In 1992, Justice was convicted by a jury of first- and second-degree manslaughter in the Sept. 16, 1985, deaths of his mother, Mary, 37, and a neighbor, Wayne Haun, 22. Six years earlier, another Erie County Court jury had convicted him of second-degree murder in those deaths but found him innocent of murder by reason of insanity for killing his father, John W., 37, and brother, Mark, 13.
According to law enforcement sources, Justice, a Kenmore West High School honors student, had apparently become enraged and blamed his mother for refusing to finance his college studies at an expensive school.
After stabbing his family members to death in a two-hour rampage in the family's Mang Avenue home, Justice caused the death of Haun in a two-car crash on Military Road as he drove his parents' car at a speed of more than 80 mph.

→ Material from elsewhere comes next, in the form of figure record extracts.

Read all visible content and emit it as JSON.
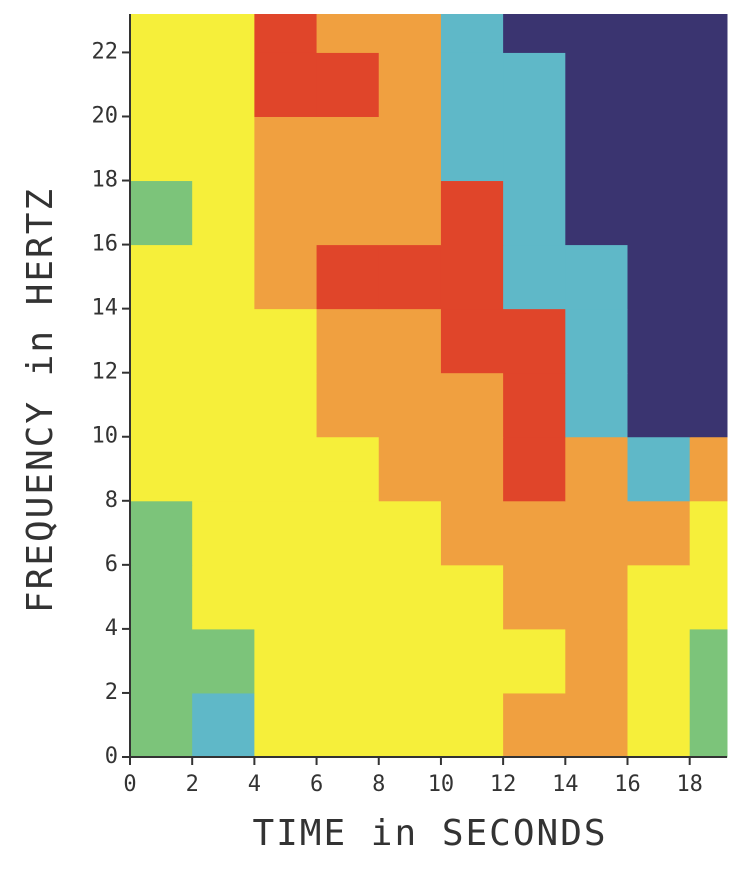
{
  "chart_data": {
    "type": "heatmap",
    "xlabel": "TIME in SECONDS",
    "ylabel": "FREQUENCY in HERTZ",
    "xlim": [
      0,
      19.2
    ],
    "ylim": [
      0,
      23.2
    ],
    "xticks": [
      0,
      2,
      4,
      6,
      8,
      10,
      12,
      14,
      16,
      18
    ],
    "yticks": [
      0,
      2,
      4,
      6,
      8,
      10,
      12,
      14,
      16,
      18,
      20,
      22
    ],
    "x_edges": [
      0,
      2,
      4,
      6,
      8,
      10,
      12,
      14,
      16,
      18,
      19.2
    ],
    "y_edges": [
      0,
      2,
      4,
      6,
      8,
      10,
      12,
      14,
      16,
      18,
      20,
      22,
      23.2
    ],
    "colors": [
      "#7cc47a",
      "#f6ef3a",
      "#f0a040",
      "#e0452a",
      "#5fb8c8",
      "#3a3470"
    ],
    "z": [
      [
        0,
        4,
        1,
        1,
        1,
        1,
        2,
        2,
        1,
        0
      ],
      [
        0,
        0,
        1,
        1,
        1,
        1,
        1,
        2,
        1,
        0
      ],
      [
        0,
        1,
        1,
        1,
        1,
        1,
        2,
        2,
        1,
        1
      ],
      [
        0,
        1,
        1,
        1,
        1,
        2,
        2,
        2,
        2,
        1
      ],
      [
        1,
        1,
        1,
        1,
        2,
        2,
        3,
        2,
        4,
        2
      ],
      [
        1,
        1,
        1,
        2,
        2,
        2,
        3,
        4,
        5,
        5
      ],
      [
        1,
        1,
        1,
        2,
        2,
        3,
        3,
        4,
        5,
        5
      ],
      [
        1,
        1,
        2,
        3,
        3,
        3,
        4,
        4,
        5,
        5
      ],
      [
        0,
        1,
        2,
        2,
        2,
        3,
        4,
        5,
        5,
        5
      ],
      [
        1,
        1,
        2,
        2,
        2,
        4,
        4,
        5,
        5,
        5
      ],
      [
        1,
        1,
        3,
        3,
        2,
        4,
        4,
        5,
        5,
        5
      ],
      [
        1,
        1,
        3,
        2,
        2,
        4,
        5,
        5,
        5,
        5
      ]
    ]
  }
}
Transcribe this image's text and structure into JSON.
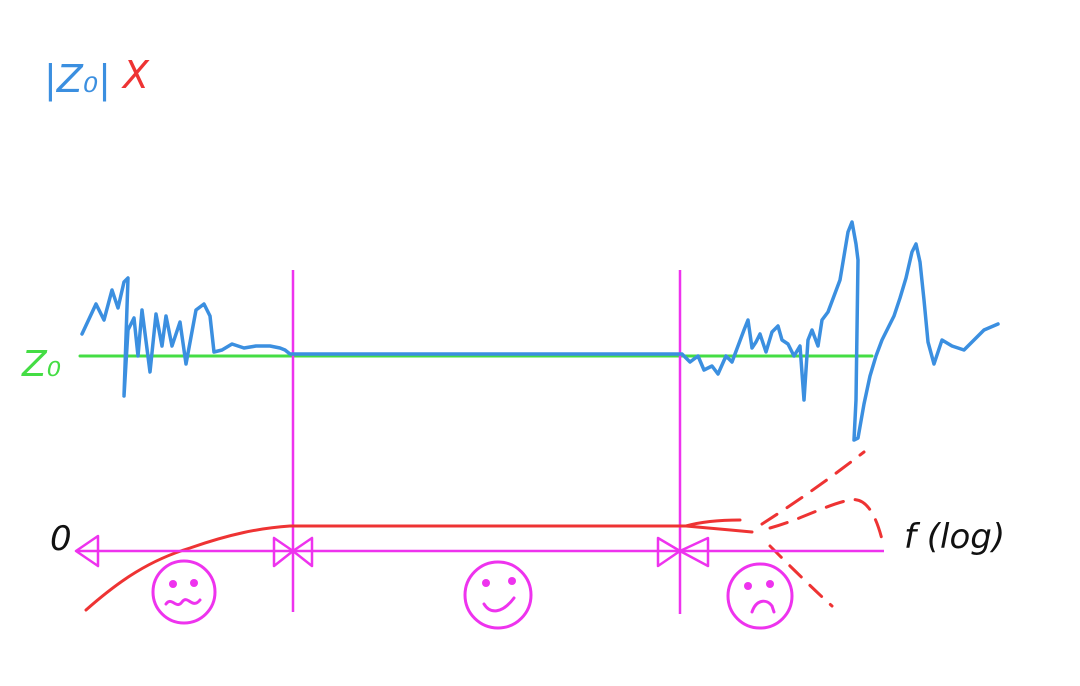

Following years of court fights, he was paroled in September 2005 to Grace House on Bailey Avenue, a halfway house where he had been sent for a year of post-prison mental and anger management counseling.
State parole officers took Justice into custody Aug. 7 after he allegedly threatened staff members at Grace House.
Law enforcement sources said Justice told officials he made the threats because he wanted to be arrested and sent back to prison so he could complete his prison term and be free totally from state control.
He also told officials in August that be believed the counseling he had been getting was a waste of time, the sources said.
Buscaglia declined to comment on today's scheduled court session, but law enforcement sources said the judge will likely appoint an attorney to represent Justice.